Si bien no se halló en poder de los acusados el monto exacto que fue sustraído al agraviado, también es cierto que estos fueron intervenidos pasado media hora de ocurrido el evento, por lo que tuvieron tiempo suficiente para disponer del mismo, más aún que se trató de un monto menor de fácil consumo. Razonado así, los hechos en ese extremo, las premisas afirmadas tienen soporte probatorio en la prueba ya señalada.

21. Ahora bien, el sentenciado Ramírez Vásquez, en los puntos 4.1 y 4.6 de la presente ejecutoria, cuestiona el valor otorgado a las diligencias actuadas a nivel policial sin presencia del fiscal, pese a no haberse presentado la figura procesal de flagrancia delictiva.

22. Sobre el tema, la Constitución Política del país en su literal f del inciso 24 del artículo 2, modificado por la Ley N.° 30558, garantiza y reconoce el derecho a la libertad y seguridad personales de toda persona. Por tanto, nadie puede ser detenido sino por mandato escrito y motivado por el juez o las autoridades policiales en caso de flagrante delito.

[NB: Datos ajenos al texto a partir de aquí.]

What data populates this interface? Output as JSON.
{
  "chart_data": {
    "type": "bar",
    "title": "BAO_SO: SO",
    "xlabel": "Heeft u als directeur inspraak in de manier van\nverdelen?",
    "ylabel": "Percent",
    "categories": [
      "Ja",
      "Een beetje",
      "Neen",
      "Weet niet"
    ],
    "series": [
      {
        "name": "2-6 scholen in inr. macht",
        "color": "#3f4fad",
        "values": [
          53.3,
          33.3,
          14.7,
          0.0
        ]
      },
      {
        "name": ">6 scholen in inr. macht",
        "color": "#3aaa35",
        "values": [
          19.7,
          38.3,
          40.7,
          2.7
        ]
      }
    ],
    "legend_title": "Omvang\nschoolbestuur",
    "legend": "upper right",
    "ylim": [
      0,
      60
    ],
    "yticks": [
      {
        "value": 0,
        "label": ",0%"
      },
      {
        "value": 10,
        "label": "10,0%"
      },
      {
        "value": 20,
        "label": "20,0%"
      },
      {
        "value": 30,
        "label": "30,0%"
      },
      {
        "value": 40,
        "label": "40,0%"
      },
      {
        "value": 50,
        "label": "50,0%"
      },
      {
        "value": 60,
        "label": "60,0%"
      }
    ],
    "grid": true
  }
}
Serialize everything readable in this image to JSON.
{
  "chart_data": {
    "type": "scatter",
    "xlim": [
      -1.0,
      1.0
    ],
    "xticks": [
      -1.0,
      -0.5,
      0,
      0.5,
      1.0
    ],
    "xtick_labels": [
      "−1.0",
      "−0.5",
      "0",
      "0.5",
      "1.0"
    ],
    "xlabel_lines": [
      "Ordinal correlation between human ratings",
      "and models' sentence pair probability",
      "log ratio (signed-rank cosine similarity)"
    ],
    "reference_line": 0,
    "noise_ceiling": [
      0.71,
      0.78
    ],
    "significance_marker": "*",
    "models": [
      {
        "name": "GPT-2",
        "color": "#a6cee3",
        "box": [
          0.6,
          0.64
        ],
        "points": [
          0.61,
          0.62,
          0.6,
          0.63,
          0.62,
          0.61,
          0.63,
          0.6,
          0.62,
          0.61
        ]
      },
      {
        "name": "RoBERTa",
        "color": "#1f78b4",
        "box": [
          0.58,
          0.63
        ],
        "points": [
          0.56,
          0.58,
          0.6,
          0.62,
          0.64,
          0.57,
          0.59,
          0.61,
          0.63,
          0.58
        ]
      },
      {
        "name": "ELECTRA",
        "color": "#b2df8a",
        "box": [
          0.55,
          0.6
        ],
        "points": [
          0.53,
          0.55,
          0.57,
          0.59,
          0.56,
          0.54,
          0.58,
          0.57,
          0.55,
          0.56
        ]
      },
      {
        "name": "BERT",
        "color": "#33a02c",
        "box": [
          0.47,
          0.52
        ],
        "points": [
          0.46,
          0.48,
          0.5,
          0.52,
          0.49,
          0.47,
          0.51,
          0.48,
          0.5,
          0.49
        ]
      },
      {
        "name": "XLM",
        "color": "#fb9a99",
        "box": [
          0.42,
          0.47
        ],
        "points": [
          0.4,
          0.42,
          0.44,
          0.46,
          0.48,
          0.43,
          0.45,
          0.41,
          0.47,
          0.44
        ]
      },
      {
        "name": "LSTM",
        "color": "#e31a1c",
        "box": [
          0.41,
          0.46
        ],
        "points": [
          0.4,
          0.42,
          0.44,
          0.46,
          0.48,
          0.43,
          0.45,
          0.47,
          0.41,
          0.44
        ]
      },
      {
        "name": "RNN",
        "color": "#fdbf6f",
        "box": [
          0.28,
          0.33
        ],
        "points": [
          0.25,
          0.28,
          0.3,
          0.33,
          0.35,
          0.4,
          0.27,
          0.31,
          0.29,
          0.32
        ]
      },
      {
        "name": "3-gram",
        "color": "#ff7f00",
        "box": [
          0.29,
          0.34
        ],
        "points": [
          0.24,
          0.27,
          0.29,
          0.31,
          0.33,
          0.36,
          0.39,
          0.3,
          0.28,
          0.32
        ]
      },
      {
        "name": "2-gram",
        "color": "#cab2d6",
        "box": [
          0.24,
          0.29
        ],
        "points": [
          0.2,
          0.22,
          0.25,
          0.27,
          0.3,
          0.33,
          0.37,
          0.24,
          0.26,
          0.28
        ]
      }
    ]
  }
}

Es el artículo 259 del Código Procesal Penal que desarrolla lo prescrito por la Constitución, establece cuatro supuestos:

1. El agente es descubierto en la realización del hecho punible.
2. El agente acaba de cometer el hecho punible y es descubierto.
3. El agente ha huido y ha sido identificado durante o inmediatamente después de la perpetración del hecho punible, sea por el agraviado o por otra persona que haya presenciado el hecho, o por medio audiovisual, dispositivos o equipos con cuya tecnología se haya registrado su imagen, y es encontrado dentro de las veinticuatro (24) horas de producido el hecho punible.
4. El agente es encontrado dentro de las veinticuatro (24) horas después de la perpetración del delito con efectos o instrumentos procedentes de aquel o que hubieren sido empleados para cometerlo o con señales, en sí mismo o en su vestido, que indiquen su probable autoría o participación en el hecho delictuoso.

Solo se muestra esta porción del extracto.